Why I Chose AudiologyAs we continue to celebrate Audiology Awareness Month, we thought it was the perfect time to sit down with some of the University’s Osborne College of Audiology students and faculty members to learn more about why they chose their profession. With approximately 48 Americans having some level of hearing loss, according to the Hearing Loss Association of America, audiology is an important, growing healthcare field.

Megan Boehler ’21AUD
Q: Why did you choose to become an audiologist?
I chose audiology because I want every child to have the chance to communicate with their loved ones.

Dr. Bre Myers, assistant professor
Q: Why did you choose to become an audiologist?
In the beginning, I wanted to be in a profession that helped people maintain their ability to communicate. I love music and the phenomenon of sound. The science and physics behind sound is still very interesting to me so audiology was a good fit. Unbeknownst to me, in the beginning was this entirely different aspect of balance that fell under audiology's scope of practice. While I still love guiding patients in their journey to better hearing, my passion and main area of research and teaching focuses on our vestibular and balance system.

Q: What’s the best part about being an audiologist?
Seeing the impact in my patients' faces [is the best part]. There is no better feeling than knowing you positively affected a person or a family's life.

Marisa Fassnacht  ’21AUD
Q: Why did you choose to become an audiologist?
I want to help children who may be experiencing hearing difficulties like I have [experienced] in the past.  I hope to relate my story to them, so they will feel comfortable to share their worries and triumphs with me, while growing and developing with their hearing disabilities.

Dr. Victor Bray, associate professor
Q: Why did you want to become an audiologist?
In high school and college, I worked part time in healthcare services that focused on geriatric care and found that I liked the patients.  After college, I worked full time with my family’s hearing aid business and found that I liked the technology, problem solving and delivering improved patient outcomes.  Following this path, I took up audiology as a career. 

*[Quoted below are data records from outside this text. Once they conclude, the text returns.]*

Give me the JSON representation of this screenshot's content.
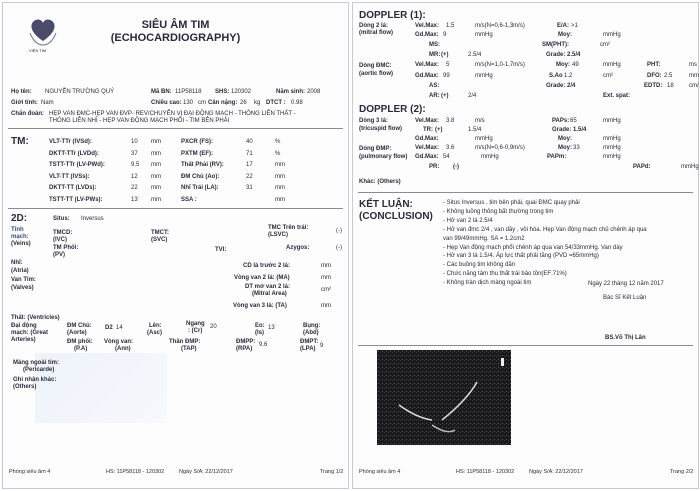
{
  "page1": {
    "logo_text": "VIỆN TIM",
    "title": "SIÊU ÂM TIM",
    "subtitle": "(ECHOCARDIOGRAPHY)",
    "patient": {
      "name_label": "Họ tên:",
      "name": "NGUYỄN TRƯỜNG QUÝ",
      "id_label": "Mã BN:",
      "id": "11P58118",
      "shs_label": "SHS:",
      "shs": "120302",
      "birth_label": "Năm sinh:",
      "birth": "2008",
      "sex_label": "Giới tính:",
      "sex": "Nam",
      "height_label": "Chiều cao:",
      "height": "130",
      "height_unit": "cm",
      "weight_label": "Cân nặng:",
      "weight": "26",
      "weight_unit": "kg",
      "bsa_label": "DTCT :",
      "bsa": "0.98",
      "diagnosis_label": "Chẩn đoán:",
      "diagnosis_1": "HẸP VAN ĐMC-HẸP VAN ĐVP- REV/CHUYỂN VỊ ĐẠI ĐỘNG MẠCH - THÔNG LIÊN THẤT -",
      "diagnosis_2": "THÔNG LIÊN NHĨ - HẸP VAN ĐỘNG MẠCH PHỔI - TIM BÊN PHẢI"
    },
    "tm": {
      "heading": "TM:",
      "rows": [
        {
          "l1": "VLT-TTr (IVSd):",
          "v1": "10",
          "u1": "mm",
          "l2": "PXCR (FS):",
          "v2": "40",
          "u2": "%"
        },
        {
          "l1": "DKTT-TTr (LVDd):",
          "v1": "37",
          "u1": "mm",
          "l2": "PXTM (EF):",
          "v2": "71",
          "u2": "%"
        },
        {
          "l1": "TSTT-TTr (LV-PWd):",
          "v1": "9.5",
          "u1": "mm",
          "l2": "Thất Phải (RV):",
          "v2": "17",
          "u2": "mm"
        },
        {
          "l1": "VLT-TT (IVSs):",
          "v1": "12",
          "u1": "mm",
          "l2": "ĐM Chủ (Ao):",
          "v2": "22",
          "u2": "mm"
        },
        {
          "l1": "DKTT-TT (LVDs):",
          "v1": "22",
          "u1": "mm",
          "l2": "Nhĩ Trái (LA):",
          "v2": "31",
          "u2": "mm"
        },
        {
          "l1": "TSTT-TT (LV-PWs):",
          "v1": "13",
          "u1": "mm",
          "l2": "SSA :",
          "v2": "",
          "u2": "mm"
        }
      ]
    },
    "twod": {
      "heading": "2D:",
      "situs_label": "Situs:",
      "situs": "Inversus",
      "veins_1": "Tĩnh",
      "veins_2": "mạch:",
      "veins_3": "(Veins)",
      "ivc_1": "TMCD:",
      "ivc_2": "(IVC)",
      "svc_1": "TMCT:",
      "svc_2": "(SVC)",
      "lsvc_1": "TMC Trên trái:",
      "lsvc_2": "(LSVC)",
      "lsvc": "(-)",
      "pv_1": "TM Phổi:",
      "pv_2": "(PV)",
      "tvi": "TVI:",
      "azygos_label": "Azygos:",
      "azygos": "(-)",
      "atria_1": "Nhĩ:",
      "atria_2": "(Atria)",
      "valves_1": "Van Tim:",
      "valves_2": "(Valves)",
      "cd_label": "CD lá trước 2 lá:",
      "cd_unit": "mm",
      "ma_label": "Vòng van 2 lá: (MA)",
      "ma_unit": "mm",
      "mva_1": "DT mở van 2 lá:",
      "mva_2": "(Mitral Area)",
      "mva_unit": "cm²",
      "ta_label": "Vòng van 3 lá: (TA)",
      "ta_unit": "mm",
      "ventricles": "Thất: (Ventricles)",
      "ga_1": "Đại động",
      "ga_2": "mạch: (Great",
      "ga_3": "Arteries)",
      "aorte_1": "ĐM Chủ:",
      "aorte_2": "(Aorte)",
      "d2_label": "D2",
      "d2": "14",
      "asc_1": "Lên:",
      "asc_2": "(Asc)",
      "cr_1": "Ngang",
      "cr_2": ": (Cr)",
      "cr": "20",
      "is_1": "Eo:",
      "is_2": "(Is)",
      "is": "13",
      "abd_1": "Bụng:",
      "abd_2": "(Abd)",
      "pa_1": "ĐM phổi:",
      "pa_2": "(P.A)",
      "ann_1": "Vòng van:",
      "ann_2": "(Ann)",
      "tap_1": "Thân ĐMP:",
      "tap_2": "(TAP)",
      "rpa_1": "ĐMPP:",
      "rpa_2": "(RPA)",
      "rpa": "9.6",
      "lpa_1": "ĐMPT:",
      "lpa_2": "(LPA)",
      "lpa": "9",
      "peri_1": "Màng ngoài tim:",
      "peri_2": "(Pericarde)",
      "others_1": "Ghi nhận khác:",
      "others_2": "(Others)"
    },
    "footer": {
      "room": "Phòng siêu âm 4",
      "hs": "HS: 11P58118 - 120302",
      "date": "Ngày S/A: 22/12/2017",
      "page": "Trang 1/2"
    }
  },
  "page2": {
    "doppler1": "DOPPLER (1):",
    "mitral_1": "Dòng 2 lá:",
    "mitral_2": "(mitral flow)",
    "m_vel_label": "Vel.Max:",
    "m_vel": "1.5",
    "m_vel_unit": "m/s(N=0,6-1,3m/s)",
    "ea_label": "E/A:",
    "ea": ">1",
    "m_gd_label": "Gd.Max:",
    "m_gd": "9",
    "m_gd_unit": "mmHg",
    "m_moy_label": "Moy:",
    "m_moy_unit": "mmHg",
    "ms_label": "MS:",
    "sm_label": "SM(PHT):",
    "sm_unit": "cm²",
    "mr_label": "MR:",
    "mr": "(+)",
    "mr_val": "2.5/4",
    "mr_grade": "Grade: 2.5/4",
    "aortic_1": "Dòng ĐMC:",
    "aortic_2": "(aortic flow)",
    "a_vel_label": "Vel.Max:",
    "a_vel": "5",
    "a_vel_unit": "m/s(N=1,0-1,7m/s)",
    "a_moy_label": "Moy:",
    "a_moy": "49",
    "a_moy_unit": "mmHg",
    "pht_label": "PHT:",
    "pht_unit": "ms",
    "a_gd_label": "Gd.Max:",
    "a_gd": "99",
    "a_gd_unit": "mmHg",
    "sao_label": "S.Ao",
    "sao": "1.2",
    "sao_unit": "cm²",
    "dfo_label": "DFO:",
    "dfo": "2.5",
    "dfo_unit": "mm",
    "as_label": "AS:",
    "as_grade": "Grade: 2/4",
    "edtd_label": "EDTD:",
    "edtd": "18",
    "edtd_unit": "cm/",
    "ar_label": "AR:",
    "ar": "(+)",
    "ar_val": "2/4",
    "ext_label": "Ext. spat:",
    "doppler2": "DOPPLER (2):",
    "tric_1": "Dòng 3 lá:",
    "tric_2": "(tricuspid flow)",
    "t_vel_label": "Vel.Max:",
    "t_vel": "3.8",
    "t_vel_unit": "m/s",
    "paps_label": "PAPs:",
    "paps": "65",
    "paps_unit": "mmHg",
    "tr_label": "TR:",
    "tr": "(+)",
    "tr_val": "1.5/4",
    "tr_grade": "Grade: 1.5/4",
    "t_gd_label": "Gd.Max:",
    "t_gd_unit": "mmHg",
    "t_moy_label": "Moy:",
    "t_moy_unit": "mmHg",
    "pulm_1": "Dòng ĐMP:",
    "pulm_2": "(pulmonary flow)",
    "p_vel_label": "Vel.Max:",
    "p_vel": "3.6",
    "p_vel_unit": "m/s(N=0,6-0,9m/s)",
    "p_moy_label": "Moy:",
    "p_moy": "33",
    "p_moy_unit": "mmHg",
    "p_gd_label": "Gd.Max:",
    "p_gd": "54",
    "p_gd_unit": "mmHg",
    "papm_label": "PAPm:",
    "papm_unit": "mmHg",
    "pr_label": "PR:",
    "pr": "(-)",
    "papd_label": "PAPd:",
    "papd_unit": "mmHg",
    "others": "Khác: (Others)",
    "conclusion_1": "KẾT LUẬN:",
    "conclusion_2": "(CONCLUSION)",
    "conclusion_lines": [
      "- Situs Inversus , tim bên phải, quai ĐMC quay phải",
      "- Không luồng thông bất thường trong tim",
      "- Hở van 2 lá 2.5/4",
      "- Hở van đmc 2/4 , van dầy , vôi hóa. Hẹp Van động mạch chủ chênh áp qua",
      "van 99/49mmHg. SA = 1.2cm2",
      "- Hẹp Van động mạch phổi chênh áp qua van 54/33mmHg. Van dày",
      "- Hở van 3 lá  1.5/4. Áp lực thất phải tăng (PVD =65mmHg)",
      "- Các buồng tim không dãn",
      "- Chức năng tâm thu thất trái bảo tồn(EF:71%)",
      "- Không tràn dịch màng ngoài tim"
    ],
    "date": "Ngày 22 tháng 12 năm 2017",
    "doctor_title": "Bác Sĩ Kết Luận",
    "doctor": "BS.Võ Thị Lân",
    "footer": {
      "room": "Phòng siêu âm 4",
      "hs": "HS: 11P58118 - 120302",
      "date": "Ngày S/A: 22/12/2017",
      "page": "Trang 2/2"
    }
  }
}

Q: What's the best part about being an audiologist?
The best part of audiology, for me, has been the diversity of employment options.  My career was focused on clinical care from 1978 through 1993 in Georgia, Alabama and Texas. By then, I had completed both my clinical master’s degree and my research doctorate degree.  I transitioned to working in research and development in the hearing aid industry, working in both California and Utah. I was in industry from 1993 through 2008 and my final position included corporate management as vice president and chief audiology officer for Sonic Innovations. I then transitioned to academia and have been at Salus University since 2009, first as the Osborne College of Audiology dean for seven years, and now as full-time faculty. Over this four-decade experience, I have constantly enjoyed the people, the challenges, and the rewards of the audiology profession.